ECLI:NL:RVS:2023:2897
Raad van State
- Voorlopige voorziening
- Rechtspraak.nl
Voorlopige voorziening in asielzaak tegen staatssecretaris van Justitie en Veiligheid
Op 28 juli 2023 heeft de voorzieningenrechter van de Afdeling bestuursrechtspraak van de Raad van State uitspraak gedaan in een zaak betreffende een verzoek om voorlopige voorziening. De zaak betreft een vreemdeling die een aanvraag voor een verblijfsvergunning asiel voor bepaalde tijd had ingediend, welke door de staatssecretaris van Justitie en Veiligheid op 16 april 2023 was afgewezen. De vreemdeling had hiertegen beroep ingesteld bij de rechtbank Den Haag, die op 3 juli 2023 het beroep gegrond verklaarde en de staatssecretaris opdroeg een nieuw besluit te nemen. De staatssecretaris heeft tegen deze uitspraak hoger beroep ingesteld en verzocht om een voorlopige voorziening.

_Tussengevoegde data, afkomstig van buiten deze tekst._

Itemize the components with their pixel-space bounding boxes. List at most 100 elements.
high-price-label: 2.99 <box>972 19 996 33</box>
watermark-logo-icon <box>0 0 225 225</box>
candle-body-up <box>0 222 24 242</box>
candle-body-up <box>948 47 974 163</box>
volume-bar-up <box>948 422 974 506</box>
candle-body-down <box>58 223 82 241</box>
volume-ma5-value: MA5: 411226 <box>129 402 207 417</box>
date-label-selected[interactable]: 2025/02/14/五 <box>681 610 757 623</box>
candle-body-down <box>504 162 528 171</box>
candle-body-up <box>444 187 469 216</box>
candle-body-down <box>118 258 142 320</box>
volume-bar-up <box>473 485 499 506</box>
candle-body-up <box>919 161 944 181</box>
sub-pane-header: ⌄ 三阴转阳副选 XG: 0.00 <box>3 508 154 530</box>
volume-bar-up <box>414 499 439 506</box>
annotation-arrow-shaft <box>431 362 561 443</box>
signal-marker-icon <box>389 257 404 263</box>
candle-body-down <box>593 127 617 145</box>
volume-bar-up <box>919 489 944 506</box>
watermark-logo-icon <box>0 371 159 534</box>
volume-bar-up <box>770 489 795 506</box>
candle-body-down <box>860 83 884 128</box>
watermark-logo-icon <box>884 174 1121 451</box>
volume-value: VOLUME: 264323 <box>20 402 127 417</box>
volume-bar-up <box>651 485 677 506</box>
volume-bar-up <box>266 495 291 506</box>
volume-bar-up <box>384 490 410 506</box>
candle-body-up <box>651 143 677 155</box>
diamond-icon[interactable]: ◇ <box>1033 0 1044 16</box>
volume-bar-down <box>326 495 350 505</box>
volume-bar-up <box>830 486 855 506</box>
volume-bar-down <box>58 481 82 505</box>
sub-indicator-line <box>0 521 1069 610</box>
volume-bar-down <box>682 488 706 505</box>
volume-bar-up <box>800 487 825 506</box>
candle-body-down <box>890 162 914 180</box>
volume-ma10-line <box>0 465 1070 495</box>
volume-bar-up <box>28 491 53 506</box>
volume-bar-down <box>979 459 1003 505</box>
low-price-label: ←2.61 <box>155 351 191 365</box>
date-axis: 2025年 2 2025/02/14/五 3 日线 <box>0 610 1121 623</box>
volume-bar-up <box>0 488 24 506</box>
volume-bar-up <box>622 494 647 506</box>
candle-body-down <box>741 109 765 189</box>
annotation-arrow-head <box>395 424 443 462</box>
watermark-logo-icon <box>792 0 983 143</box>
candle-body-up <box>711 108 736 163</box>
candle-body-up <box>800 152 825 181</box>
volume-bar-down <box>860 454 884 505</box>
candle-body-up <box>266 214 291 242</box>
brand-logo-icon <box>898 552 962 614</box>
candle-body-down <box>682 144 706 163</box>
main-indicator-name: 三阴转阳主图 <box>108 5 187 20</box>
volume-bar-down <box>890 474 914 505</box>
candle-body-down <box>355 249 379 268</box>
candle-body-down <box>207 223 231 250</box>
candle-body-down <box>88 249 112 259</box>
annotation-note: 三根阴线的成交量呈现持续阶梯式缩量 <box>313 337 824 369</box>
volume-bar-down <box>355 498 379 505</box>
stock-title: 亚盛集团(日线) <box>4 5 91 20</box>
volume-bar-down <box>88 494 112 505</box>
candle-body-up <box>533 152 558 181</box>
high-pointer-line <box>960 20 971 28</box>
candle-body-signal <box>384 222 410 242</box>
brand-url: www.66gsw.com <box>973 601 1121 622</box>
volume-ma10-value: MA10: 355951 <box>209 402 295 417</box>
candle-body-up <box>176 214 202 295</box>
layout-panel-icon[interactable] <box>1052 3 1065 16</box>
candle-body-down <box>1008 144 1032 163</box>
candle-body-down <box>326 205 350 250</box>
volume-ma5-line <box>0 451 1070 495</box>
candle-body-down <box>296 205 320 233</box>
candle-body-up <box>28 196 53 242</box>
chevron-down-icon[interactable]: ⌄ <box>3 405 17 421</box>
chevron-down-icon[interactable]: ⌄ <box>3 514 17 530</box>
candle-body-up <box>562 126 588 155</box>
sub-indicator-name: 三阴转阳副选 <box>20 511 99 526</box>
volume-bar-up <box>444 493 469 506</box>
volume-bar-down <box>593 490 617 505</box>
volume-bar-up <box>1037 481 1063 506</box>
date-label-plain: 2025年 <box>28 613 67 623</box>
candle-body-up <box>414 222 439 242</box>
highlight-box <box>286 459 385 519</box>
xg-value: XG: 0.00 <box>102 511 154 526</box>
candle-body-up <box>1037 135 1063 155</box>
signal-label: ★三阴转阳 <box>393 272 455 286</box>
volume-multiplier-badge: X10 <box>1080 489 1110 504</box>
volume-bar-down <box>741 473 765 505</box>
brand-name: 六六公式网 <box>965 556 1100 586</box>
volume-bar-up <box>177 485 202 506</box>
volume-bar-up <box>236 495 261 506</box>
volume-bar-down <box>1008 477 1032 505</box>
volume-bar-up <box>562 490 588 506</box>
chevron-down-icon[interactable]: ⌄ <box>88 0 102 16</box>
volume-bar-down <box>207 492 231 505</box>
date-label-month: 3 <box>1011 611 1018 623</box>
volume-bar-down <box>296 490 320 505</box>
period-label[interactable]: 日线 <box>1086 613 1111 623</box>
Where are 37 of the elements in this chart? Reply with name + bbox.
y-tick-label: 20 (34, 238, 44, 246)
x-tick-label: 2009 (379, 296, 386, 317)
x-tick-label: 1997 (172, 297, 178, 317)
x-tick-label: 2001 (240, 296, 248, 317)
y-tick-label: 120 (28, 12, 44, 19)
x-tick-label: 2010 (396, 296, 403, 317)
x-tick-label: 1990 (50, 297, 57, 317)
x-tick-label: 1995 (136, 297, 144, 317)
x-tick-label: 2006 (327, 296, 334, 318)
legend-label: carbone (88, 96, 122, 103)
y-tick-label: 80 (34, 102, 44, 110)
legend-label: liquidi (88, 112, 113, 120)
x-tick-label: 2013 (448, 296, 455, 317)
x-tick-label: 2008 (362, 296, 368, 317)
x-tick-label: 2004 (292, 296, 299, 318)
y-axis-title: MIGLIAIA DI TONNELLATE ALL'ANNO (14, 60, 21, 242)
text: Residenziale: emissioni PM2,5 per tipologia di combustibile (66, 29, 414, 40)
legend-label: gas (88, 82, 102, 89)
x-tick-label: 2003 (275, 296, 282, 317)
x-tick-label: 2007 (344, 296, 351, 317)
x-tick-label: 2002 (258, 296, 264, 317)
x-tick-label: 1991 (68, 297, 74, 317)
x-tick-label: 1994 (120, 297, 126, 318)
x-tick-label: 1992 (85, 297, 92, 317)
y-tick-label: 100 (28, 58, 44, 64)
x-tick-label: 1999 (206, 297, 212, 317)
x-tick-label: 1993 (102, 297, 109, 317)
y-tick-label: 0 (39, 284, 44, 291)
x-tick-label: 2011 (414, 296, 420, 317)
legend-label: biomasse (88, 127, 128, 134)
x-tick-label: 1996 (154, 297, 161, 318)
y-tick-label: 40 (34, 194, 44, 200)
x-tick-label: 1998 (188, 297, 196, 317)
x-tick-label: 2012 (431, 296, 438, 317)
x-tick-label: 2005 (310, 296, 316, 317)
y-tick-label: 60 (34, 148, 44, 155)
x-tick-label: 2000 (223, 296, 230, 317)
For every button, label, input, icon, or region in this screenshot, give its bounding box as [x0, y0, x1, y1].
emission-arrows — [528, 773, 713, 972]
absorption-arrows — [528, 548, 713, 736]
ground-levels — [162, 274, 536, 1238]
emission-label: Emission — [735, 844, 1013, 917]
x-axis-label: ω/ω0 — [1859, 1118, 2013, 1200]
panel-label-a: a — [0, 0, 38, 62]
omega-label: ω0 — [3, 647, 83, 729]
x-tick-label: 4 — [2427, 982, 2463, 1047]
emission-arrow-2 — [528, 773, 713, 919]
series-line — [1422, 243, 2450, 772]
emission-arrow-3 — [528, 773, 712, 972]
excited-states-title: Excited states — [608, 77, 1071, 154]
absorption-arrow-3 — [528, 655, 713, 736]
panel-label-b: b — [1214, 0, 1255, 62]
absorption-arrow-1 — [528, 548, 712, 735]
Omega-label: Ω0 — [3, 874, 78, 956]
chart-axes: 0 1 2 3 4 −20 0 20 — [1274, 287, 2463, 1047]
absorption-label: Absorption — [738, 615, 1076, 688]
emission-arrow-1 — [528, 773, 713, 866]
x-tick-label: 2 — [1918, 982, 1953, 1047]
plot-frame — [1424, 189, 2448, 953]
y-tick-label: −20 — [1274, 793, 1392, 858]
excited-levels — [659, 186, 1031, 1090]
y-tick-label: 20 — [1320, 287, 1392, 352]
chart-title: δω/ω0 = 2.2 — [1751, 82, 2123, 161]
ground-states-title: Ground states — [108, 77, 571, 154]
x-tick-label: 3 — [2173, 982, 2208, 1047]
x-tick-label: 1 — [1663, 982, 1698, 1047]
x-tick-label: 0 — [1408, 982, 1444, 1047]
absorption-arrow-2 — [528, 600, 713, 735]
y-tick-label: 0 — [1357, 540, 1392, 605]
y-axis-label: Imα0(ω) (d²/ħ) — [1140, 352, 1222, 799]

De voorzieningenrechter heeft in zijn overwegingen vastgesteld dat, gelet op de aangevoerde argumenten, het voorlopig oordeel is dat de uitspraak van de rechtbank mogelijk niet in stand blijft. Dit heeft geleid tot de beslissing om de staatssecretaris te verlenen dat hij de uitspraak van de rechtbank niet hoeft uit te voeren totdat de Afdeling op het hoger beroep heeft beslist. De voorzieningenrechter heeft bepaald dat de staatssecretaris geen proceskosten hoeft te vergoeden. De uitspraak is openbaar uitgesproken op 28 juli 2023.